Wednesday, March 31, 2010

Playing musical instruments may improve reading

Playing musical instruments may improve reading

Now, what about listening vs playing?


The Telegraph

Learning to play a musical instrument could help to improve children's reading and their ability to listen in noisy classrooms, according to new research.

The part of the brain that interprets sound, known as the auditory cortex, responds faster in people with musical training and is better primed to pick out subtle patterns from the huge volumes of information that flood into the brain from our senses.

Neuroscientists have found that musicians benefit from heightened brain activity that allows them to process information from their eyes and ears more efficiently than non-musicians.

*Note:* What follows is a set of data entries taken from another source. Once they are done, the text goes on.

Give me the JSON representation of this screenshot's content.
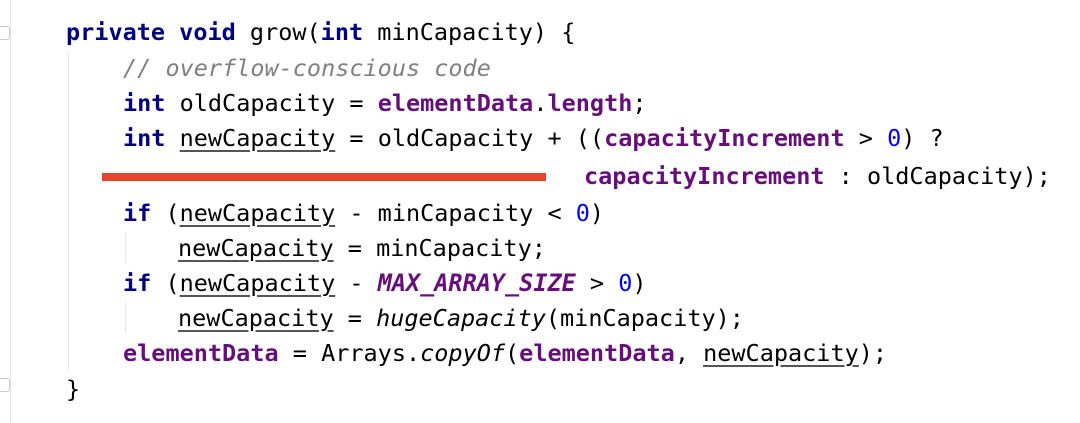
{
  "code": {
    "line1": {
      "kw": "private void",
      "rest1": " grow(",
      "kw2": "int",
      "rest2": " minCapacity) {"
    },
    "line2": {
      "comment": "// overflow-conscious code"
    },
    "line3": {
      "kw": "int",
      "rest1": " oldCapacity = ",
      "fld": "elementData",
      "dot": ".",
      "fld2": "length",
      "semi": ";"
    },
    "line4": {
      "kw": "int",
      "sp": " ",
      "var": "newCapacity",
      "rest1": " = oldCapacity + ((",
      "fld": "capacityIncrement",
      "rest2": " > ",
      "num": "0",
      "rest3": ") ?"
    },
    "line5": {
      "fld": "capacityIncrement",
      "rest": " : oldCapacity);"
    },
    "line6": {
      "kw": "if",
      "rest1": " (",
      "var": "newCapacity",
      "rest2": " - minCapacity < ",
      "num": "0",
      "rest3": ")"
    },
    "line7": {
      "var": "newCapacity",
      "rest": " = minCapacity;"
    },
    "line8": {
      "kw": "if",
      "rest1": " (",
      "var": "newCapacity",
      "rest2": " - ",
      "cst": "MAX_ARRAY_SIZE",
      "rest3": " > ",
      "num": "0",
      "rest4": ")"
    },
    "line9": {
      "var": "newCapacity",
      "rest1": " = ",
      "it": "hugeCapacity",
      "rest2": "(minCapacity);"
    },
    "line10": {
      "fld": "elementData",
      "rest1": " = Arrays.",
      "it": "copyOf",
      "rest2": "(",
      "fld2": "elementData",
      "rest3": ", ",
      "var": "newCapacity",
      "rest4": ");"
    },
    "line11": {
      "text": "}"
    }
  },
  "colors": {
    "keyword": "#000080",
    "comment": "#808080",
    "field": "#660e7a",
    "number": "#0000ff",
    "highlight_bar": "#e8432b"
  }
}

They found that the part of the brain that interprets sound, known as the auditory cortex, responds faster in people with musical training and is better primed to pick out subtle patterns from the huge volumes of information that flood into the brain from our senses.

Professor Nina Kraus, a neuroscientist and amateur musician at Northwestern University in Evanston, Illinois, has also found that this part of the brain plays a crucial role in reading.

Speaking at the annual meeting of the American Association for the Advancement of Science in San Diego on Saturday, she called for music to become a more important part of school syllabuses to help children develop better reading and language skills.

She said: "There is a strong argument for more musical education, especially in schools.

"Our eyes and ears take in millions of bits of information every second and it is not possible for the brain to process all of that, so the sensory systems in our brains are primed to tune into regularities or patterns in the signals it receives.

"People who are musically trained are better at picking up these patterns because they learn to recognise notes and pitches within melodies and harmonies.

"The better you are at picking up these patterns in music, the better reader you are. This makes sense as letters and words on a page are really just patterns."

Professor Kraus and her team have used a method known as electroencephalography, which measures electrical activity in the brain, to examine how musicians and non-musicians brains respond to different stimulus.

She found that people who are better at picking out harmonies and timing in sounds are also better at reading.

Preliminary findings, which are still to be published, have also shown that musicians are better at reading.

She is currently conducting a major study of children in schools in Chicago to test whether musical training can improve their reading skills.

She has also shown that musicians are better at picking out speech in noisy environments such as restaurants and classrooms because their brains are primed to distinguish notes within melodies and harmonies.

She said: "Musical experience can enhance everyday listening and language tasks. We are making new strides in understanding what changes happen in the brain with musical experience."

Dr Aniruddh Patel, a neuroscientist at the Neurosciences Institute in San Diego, California, added: "Music and language have a lot more interactions than anyone had previously thought and have real implications for treating people with language problems."